Will use my good old hands !!! :thumbup: 

And yes, to know which compound to use would be nice.

How about toothpaste ??


Manjula


----------



## ahardb0dy (Nov 9, 2003)

If you use a buffer be careful not to heat up the plastic too much I used a dremel tool with a buffing pad to polish my 3rd brake light and it started to melt the plastic. THe best thing to use on the tail lights or any smooth plastic, what I use, is mothers plastic polish, I apply it by hand and less than a minute on each part brings the gloss right back, makes the lights look better than new, of course if you have alot of scratches it will take longer or more coats of polish.
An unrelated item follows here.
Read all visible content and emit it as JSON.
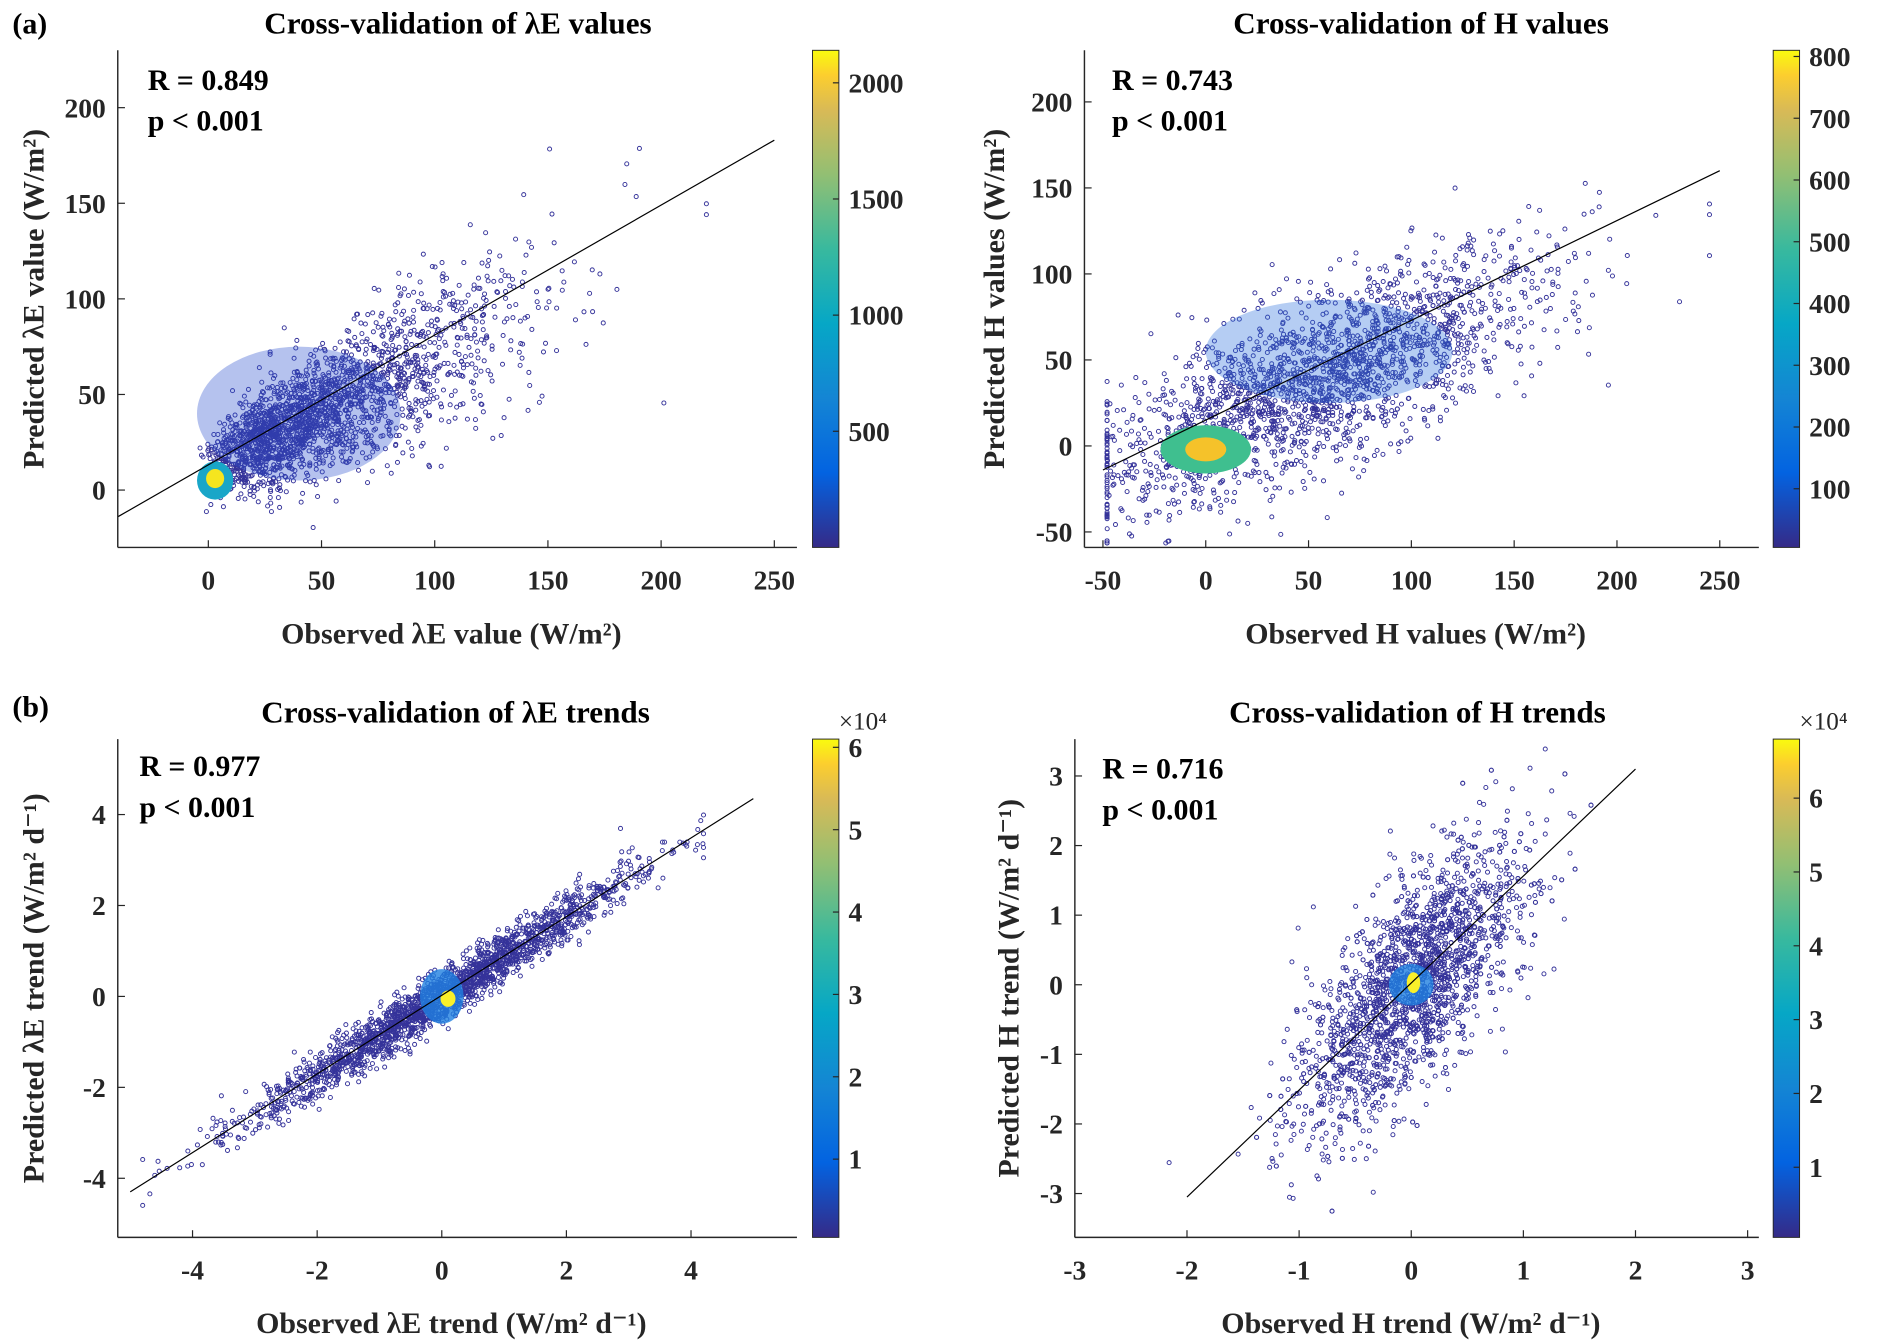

I'm sure other plastic polishes would work as well but I swear by mothers products.


----------



## SuperSentra4203 (Dec 17, 2002)

DSM's have a huge problem with yellowing headlights, and the solution for that is 'Mothers Chrome Polish'. It seems like it will apply to the taillights and headlights to shine them up.


----------



## ahardb0dy (Nov 9, 2003)

SuperSentra4203 said:


> DSM's have a huge problem with yellowing headlights, and the solution for that is 'Mothers Chrome Polish'. It seems like it will apply to the taillights and headlights to shine them up.



Probably won't work on my headlights since they're glass but don't know about the tail lights.


----------



## SuperSentra4203 (Dec 17, 2002)

It's supposed to work on any headlight type.


----------